Il paraît plus qu’évident de ne plus attendre de quelconques miettes venues d’en haut et de ne pas faire le jeu des pouvoirs autoritaires en place.

Nous rappelons que le tribunal administratif de Paris a suspendu l’interdiction de la manifestation néo-nazie du C9M. Plusieurs centaines de partisan·es d’extrême droite ont ainsi pu défiler au nez et à la barbe d’un pouvoir en place toujours plus aux abois. Pire, Valérie Hayer,candidate aux Européennes pour la macronie, n’a pas
hésiter à prendre la pose avec elleux.

Depuis plusieurs semaines, l’État français fait preuve d’une violente répression envers nos forces sociales. De multiples convocations, gardes à vue, ou plaintes ont lieu. Les exemples sont nombreux !

À travers tout le territoire, des manifestantes sont convoqué·es pour un cessez-le-feu et une paix durable en Palestine. Des syndicalistes sont placé·es en garde à vue et poursuivie·es pour avoir défendu·es leurs droits de s’exprimer. Une dizaine de défenseureuses de l’hôpital public de Carhaix sont convoqué·es sous le régime de la garde à vue. Ritchy Thibault, militant antifasciste, est convoqué le 3 juin prochain pour avoir dénoncé le RN, parti d’extrême droite.

En parallèle, les groupuscules d’extrême droite se décomplexent et prospèrent sans ne jamais être inquiétés par l’État français. À Lorient, cela dure depuis plus de deux ans déjà.

En octobre 2022, bien avant les agissements de Callac et de Saint-Brévin, des inscriptions royalistes, fascistes, nationalistes, et LGBTphobes apparaissent dans les
quartiers de Bodélio et de Nouvelle-Ville. En mars 2023, des camarades syndicalistes sont attaqué·es avec une arme à feu, puis gazé·es, près d’un bar du centre-ville. En juillet 2023, une milice d’extrême droite prête main forte à la police lorientaise. À leurs côtés, sont formellement identifiés plusieurs partisans de groupuscules d’extrême droite, dont un ex-saisonnier de l’ASVP de Lorient.

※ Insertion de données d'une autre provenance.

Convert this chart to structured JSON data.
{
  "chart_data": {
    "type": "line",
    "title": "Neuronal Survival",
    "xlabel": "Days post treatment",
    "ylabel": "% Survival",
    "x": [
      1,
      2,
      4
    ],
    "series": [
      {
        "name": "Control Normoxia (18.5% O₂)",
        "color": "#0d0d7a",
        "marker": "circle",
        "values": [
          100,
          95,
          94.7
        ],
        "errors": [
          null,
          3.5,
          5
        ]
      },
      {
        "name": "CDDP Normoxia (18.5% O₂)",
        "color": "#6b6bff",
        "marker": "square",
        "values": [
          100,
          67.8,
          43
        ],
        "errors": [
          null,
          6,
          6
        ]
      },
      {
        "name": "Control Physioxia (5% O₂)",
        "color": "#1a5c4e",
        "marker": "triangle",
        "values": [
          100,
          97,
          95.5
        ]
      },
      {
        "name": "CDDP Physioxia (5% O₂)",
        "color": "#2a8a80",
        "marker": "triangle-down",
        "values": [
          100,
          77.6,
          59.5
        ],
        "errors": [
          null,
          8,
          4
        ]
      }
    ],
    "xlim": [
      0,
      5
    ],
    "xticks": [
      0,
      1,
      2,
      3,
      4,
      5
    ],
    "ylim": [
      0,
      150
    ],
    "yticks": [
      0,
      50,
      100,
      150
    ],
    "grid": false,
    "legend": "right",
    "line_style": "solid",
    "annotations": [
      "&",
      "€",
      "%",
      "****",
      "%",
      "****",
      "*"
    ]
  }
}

En décembre 2023, des inscriptions sous « faux drapeaux » (ou false flag) sont taguées sur une fresque de l’UBS Lorient. Quelques jours plus tard, le syndicat étudiant de l’Union Pirate Lorient est menacé de mort par arme à feu dans une vidéo, le propriétaire du compte YouTube, Briec L. est une nouvelle fois identifié.

En janvier 2024, un camion d’une société professionnelle est ciblé de tags nationalistes et nazis dans le quartier de Nouvelle-Ville à Lorient.

Plus récemment, en mai 2024, le meeting de l’insoumise, Mathilde Panot est visé de tags nationalistes et de stickers. Les tags sont signés de la « BRD NATIO » (brigade nationaliste), le O cerclé d’une croix celtique.

À proximité, on retrouve un sticker représentant le collaborationniste notoire de la seconde Guerre mondiale, Robert Brasillach. Les mêmes stickers que l’on retrouve près de l’UBS de Lorient !

Il n’y a peu de doute sur les auteurs de cet agissement. À leurs têtes, on retrouve un certain Maxime, présent lors de la milice raciste lorientaise en juillet 2023 et actif au sein du groupuscule « Brigade Nationaliste ».

Le 8 mai dernier, lui et sa clique de fascistes étaient présentes lors des commémorations lorientaises pour la fin de la Seconde Guerre mondiale et la capitulation de l’Allemagne nazie, sans ne jamais être inquiétés.

Pourtant, deux jours auparavant, ils ne faisaient pas prier pour sticker à la gloire de la collaboration.

Mais revenons à cette tribune. Il est regrettable de ne voir mentionner à aucun moment l’antifascisme, pourtant indissociable de nos luttes communes. Si aux yeux des réformistes, seule la lutte par les moyens légalistes seraient légitimes, le combat antifasciste ne doit pas être mené dans un cadre mené par les institutions et le
système en place, car ce sont ces institutions qui produisent du fascisme.

Des solutions existent, quelques pistes et exemples nous viennent en tête. À Rennes, une AG antifa, très efficace, brasse énormément de monde. Dans les Côtes-d’Armor, un front commun réunissant partis politiques, syndicats, associations ou collectifs, a été lancé en janvier 2024 à Saint-Brieuc. Cette initiative a permis de rassembler plus de 2 500 manifestant·es, le dimanche 21 avril. Le 8 février 2024, un collectif régional pour une riposte judiciaire s’est créé. En quinze mois, il a recensé pas moins de 54
intimidations et agressions sur le territoire breton.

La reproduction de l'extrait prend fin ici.